Suriye’ye daha doğrusu Rojava’ya hareket tartışmaların yapıldığı süreçte Sayın Öcalan tavrını bir kez daha net olarak ortaya koydu.

Türkiye’ye bir barış eli uzatmaktan ziyade aslında bir can simidi attı. Eğer kıymetini bilirlerse bu Türkiye’nin içerisine girdiği bütün sıkıntılara da son verebilecek bir çağrıdır.

Umarım bunu olumlu değerlendirirler ve Türkiye’de artık analar gözyaşı dökmez ve Türkiye Ortadoğu’da da bir demokratik cazibe merkezi haline gelir.


Yeni devlete değil, Kürtlerin hukukun tanınmasına ihtiyacımız var

4 milyonun üzerinde Kürt’ün yaşadığı İstanbul’un en büyük Kürt kenti olarak tanımlandığını hatırlatan Dicle şu ifadeleri kullandı:

Kürtler bu kadar içi içe geçtikten sonra bu halkları artık birbirinden ayırmak, bölmek, akla da aykırıdır. Bunun gerçekleşmesi zordur.

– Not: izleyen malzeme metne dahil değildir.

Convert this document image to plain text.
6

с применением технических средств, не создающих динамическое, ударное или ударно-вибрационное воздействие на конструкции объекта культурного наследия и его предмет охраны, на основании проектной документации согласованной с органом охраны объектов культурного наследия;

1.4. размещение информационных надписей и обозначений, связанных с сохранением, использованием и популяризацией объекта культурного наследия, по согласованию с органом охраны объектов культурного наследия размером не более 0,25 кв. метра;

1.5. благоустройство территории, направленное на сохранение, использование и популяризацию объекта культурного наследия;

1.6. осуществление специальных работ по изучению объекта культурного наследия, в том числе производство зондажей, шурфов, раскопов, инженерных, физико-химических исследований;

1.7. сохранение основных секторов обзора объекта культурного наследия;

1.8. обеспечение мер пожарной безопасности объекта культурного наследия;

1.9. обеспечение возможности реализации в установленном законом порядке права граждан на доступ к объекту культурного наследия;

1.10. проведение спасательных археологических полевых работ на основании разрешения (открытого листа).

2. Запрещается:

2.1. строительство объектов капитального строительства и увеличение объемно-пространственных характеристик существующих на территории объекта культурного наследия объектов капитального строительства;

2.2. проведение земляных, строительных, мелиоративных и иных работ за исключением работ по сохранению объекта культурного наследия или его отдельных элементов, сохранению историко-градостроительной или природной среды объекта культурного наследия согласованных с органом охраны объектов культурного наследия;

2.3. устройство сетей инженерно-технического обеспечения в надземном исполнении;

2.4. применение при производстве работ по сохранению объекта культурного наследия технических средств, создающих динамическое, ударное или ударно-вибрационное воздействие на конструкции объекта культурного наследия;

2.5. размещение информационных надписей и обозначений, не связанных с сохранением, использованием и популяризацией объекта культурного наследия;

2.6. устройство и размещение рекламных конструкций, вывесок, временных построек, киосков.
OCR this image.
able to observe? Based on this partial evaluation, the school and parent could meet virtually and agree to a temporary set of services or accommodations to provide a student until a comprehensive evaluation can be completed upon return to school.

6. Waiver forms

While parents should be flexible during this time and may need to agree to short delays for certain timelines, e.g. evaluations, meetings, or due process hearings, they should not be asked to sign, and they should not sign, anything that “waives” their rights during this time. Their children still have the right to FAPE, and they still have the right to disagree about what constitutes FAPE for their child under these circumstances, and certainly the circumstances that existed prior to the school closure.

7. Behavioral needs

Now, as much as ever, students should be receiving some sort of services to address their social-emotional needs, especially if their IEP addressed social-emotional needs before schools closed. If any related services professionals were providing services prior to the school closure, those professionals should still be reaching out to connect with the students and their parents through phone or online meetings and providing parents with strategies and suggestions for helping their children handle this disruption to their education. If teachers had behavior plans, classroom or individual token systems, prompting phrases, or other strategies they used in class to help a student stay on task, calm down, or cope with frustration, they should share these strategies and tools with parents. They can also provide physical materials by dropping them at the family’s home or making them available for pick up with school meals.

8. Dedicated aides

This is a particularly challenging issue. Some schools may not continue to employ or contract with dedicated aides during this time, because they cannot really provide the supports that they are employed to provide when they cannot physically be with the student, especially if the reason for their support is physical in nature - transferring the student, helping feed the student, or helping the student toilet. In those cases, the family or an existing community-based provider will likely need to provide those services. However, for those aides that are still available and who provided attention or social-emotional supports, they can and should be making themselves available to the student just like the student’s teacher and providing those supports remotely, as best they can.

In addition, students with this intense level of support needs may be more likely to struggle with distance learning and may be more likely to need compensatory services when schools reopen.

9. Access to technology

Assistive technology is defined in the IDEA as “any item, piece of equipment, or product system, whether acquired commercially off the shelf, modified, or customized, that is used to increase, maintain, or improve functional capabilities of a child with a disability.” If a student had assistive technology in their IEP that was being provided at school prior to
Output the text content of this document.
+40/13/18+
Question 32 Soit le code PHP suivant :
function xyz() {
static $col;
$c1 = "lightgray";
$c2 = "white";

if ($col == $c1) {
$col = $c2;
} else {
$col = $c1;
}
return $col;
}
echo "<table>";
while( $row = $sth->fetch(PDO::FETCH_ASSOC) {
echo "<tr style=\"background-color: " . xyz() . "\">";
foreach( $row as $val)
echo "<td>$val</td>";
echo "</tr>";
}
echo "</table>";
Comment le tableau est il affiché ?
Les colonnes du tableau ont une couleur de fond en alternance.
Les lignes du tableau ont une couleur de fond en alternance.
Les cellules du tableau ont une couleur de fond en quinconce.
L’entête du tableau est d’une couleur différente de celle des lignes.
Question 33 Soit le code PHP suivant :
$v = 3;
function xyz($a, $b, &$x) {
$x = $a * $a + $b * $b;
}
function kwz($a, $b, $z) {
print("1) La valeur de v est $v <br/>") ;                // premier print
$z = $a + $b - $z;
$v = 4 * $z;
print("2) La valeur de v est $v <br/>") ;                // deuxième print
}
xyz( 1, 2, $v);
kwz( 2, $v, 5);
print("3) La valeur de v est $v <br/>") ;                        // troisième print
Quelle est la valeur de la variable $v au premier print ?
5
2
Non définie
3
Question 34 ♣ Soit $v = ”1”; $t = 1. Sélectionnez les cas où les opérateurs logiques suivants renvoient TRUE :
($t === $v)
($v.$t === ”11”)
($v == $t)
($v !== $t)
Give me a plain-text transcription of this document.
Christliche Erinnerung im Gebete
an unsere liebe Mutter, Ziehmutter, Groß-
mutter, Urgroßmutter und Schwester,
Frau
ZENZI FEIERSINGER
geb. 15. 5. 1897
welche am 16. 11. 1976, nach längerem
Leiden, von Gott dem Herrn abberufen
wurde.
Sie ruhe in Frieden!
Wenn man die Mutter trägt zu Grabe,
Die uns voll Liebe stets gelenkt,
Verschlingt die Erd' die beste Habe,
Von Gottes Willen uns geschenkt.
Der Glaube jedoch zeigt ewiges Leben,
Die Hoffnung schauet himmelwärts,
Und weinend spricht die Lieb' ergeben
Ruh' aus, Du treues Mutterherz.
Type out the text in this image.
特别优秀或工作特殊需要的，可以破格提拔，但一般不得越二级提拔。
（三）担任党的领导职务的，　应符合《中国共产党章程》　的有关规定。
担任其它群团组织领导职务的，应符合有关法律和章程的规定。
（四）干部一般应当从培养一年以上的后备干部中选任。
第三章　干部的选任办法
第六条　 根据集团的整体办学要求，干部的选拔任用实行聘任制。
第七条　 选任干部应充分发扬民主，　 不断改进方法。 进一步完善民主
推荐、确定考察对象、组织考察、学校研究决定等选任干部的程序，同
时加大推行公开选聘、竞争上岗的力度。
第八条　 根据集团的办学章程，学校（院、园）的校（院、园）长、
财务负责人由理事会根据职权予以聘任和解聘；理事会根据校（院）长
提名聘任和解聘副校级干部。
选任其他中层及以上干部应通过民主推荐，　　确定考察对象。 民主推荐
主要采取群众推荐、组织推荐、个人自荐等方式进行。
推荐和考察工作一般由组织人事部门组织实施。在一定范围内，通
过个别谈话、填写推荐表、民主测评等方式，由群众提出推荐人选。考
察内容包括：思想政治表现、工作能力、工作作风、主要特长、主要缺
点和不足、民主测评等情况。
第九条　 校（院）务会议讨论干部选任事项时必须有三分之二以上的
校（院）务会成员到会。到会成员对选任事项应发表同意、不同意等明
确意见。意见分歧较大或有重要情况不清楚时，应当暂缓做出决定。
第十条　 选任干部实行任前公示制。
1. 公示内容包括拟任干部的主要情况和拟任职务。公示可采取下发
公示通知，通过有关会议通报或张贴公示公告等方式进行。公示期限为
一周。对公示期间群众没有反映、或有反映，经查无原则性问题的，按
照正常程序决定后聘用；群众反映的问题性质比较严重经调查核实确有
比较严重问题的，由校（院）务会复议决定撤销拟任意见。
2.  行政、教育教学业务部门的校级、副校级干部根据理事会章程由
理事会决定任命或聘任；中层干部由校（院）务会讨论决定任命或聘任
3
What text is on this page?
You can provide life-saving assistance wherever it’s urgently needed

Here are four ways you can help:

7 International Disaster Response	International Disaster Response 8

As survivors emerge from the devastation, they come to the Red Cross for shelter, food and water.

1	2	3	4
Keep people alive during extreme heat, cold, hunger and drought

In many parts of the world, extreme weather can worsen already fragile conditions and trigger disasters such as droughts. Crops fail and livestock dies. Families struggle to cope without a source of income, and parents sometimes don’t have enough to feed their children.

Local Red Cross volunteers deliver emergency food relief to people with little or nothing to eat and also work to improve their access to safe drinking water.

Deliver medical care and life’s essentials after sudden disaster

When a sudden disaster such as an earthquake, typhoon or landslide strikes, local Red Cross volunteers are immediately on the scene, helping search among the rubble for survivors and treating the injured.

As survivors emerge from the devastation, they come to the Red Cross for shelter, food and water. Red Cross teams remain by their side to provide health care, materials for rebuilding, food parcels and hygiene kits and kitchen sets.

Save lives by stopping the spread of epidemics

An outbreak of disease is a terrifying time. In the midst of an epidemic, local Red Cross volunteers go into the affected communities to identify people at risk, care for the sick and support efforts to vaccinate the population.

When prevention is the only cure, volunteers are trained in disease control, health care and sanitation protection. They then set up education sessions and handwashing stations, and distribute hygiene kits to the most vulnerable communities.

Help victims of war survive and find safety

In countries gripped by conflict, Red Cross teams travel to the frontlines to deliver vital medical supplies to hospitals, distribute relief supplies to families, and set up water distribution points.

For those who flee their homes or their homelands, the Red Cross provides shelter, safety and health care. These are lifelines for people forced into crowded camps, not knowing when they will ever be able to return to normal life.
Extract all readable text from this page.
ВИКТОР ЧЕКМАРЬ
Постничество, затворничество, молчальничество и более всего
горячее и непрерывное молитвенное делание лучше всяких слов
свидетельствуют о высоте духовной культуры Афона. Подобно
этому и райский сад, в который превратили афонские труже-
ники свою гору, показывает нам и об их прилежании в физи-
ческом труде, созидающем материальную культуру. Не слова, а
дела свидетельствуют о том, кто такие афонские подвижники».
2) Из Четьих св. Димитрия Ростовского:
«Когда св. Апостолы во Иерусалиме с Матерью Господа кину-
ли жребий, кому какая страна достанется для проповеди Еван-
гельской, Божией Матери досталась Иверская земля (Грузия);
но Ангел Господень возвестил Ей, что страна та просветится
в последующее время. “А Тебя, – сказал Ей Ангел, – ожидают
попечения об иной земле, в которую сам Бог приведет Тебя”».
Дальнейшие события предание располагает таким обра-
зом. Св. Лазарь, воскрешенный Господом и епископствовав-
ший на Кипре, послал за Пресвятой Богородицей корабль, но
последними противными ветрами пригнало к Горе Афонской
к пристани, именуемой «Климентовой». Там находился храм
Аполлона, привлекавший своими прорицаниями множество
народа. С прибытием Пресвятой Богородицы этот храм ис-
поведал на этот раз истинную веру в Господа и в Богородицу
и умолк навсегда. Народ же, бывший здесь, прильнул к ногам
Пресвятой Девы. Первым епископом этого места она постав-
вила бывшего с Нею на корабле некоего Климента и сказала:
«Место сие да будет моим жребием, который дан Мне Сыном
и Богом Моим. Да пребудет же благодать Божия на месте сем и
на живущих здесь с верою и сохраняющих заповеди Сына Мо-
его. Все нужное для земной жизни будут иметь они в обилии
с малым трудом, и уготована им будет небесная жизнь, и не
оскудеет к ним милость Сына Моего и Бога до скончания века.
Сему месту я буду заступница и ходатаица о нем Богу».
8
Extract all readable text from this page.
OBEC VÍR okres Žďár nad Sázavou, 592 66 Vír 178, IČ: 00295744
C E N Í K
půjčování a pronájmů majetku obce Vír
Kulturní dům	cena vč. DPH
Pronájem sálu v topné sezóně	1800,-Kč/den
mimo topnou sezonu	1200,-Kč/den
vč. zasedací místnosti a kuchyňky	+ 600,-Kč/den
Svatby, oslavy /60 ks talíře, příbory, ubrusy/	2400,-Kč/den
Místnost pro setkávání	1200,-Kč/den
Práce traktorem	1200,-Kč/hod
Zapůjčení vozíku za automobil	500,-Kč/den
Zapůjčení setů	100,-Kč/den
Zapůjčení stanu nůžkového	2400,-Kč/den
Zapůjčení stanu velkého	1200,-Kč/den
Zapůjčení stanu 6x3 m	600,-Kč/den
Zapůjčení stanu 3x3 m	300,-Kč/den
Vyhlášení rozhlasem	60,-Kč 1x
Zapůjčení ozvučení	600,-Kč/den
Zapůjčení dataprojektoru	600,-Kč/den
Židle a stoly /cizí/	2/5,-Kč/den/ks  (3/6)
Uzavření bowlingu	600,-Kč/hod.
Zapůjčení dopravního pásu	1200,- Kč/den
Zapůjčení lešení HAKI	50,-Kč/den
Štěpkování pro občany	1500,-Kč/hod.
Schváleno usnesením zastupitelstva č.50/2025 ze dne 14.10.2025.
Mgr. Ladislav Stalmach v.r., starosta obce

Türklerle Kürtler tarihi buluşmayla akıcı bir çözümle müzakerelerle bu sorunlarına çözüm bulabilirler. Mesela Sayın Öcalan bu konuda dikkat çektiği bir şey var: ‘Bizim yeni devlete de ihtiyacımız yok.’ Biz sadece Kürtlerin hukuku ne olacak diyoruz.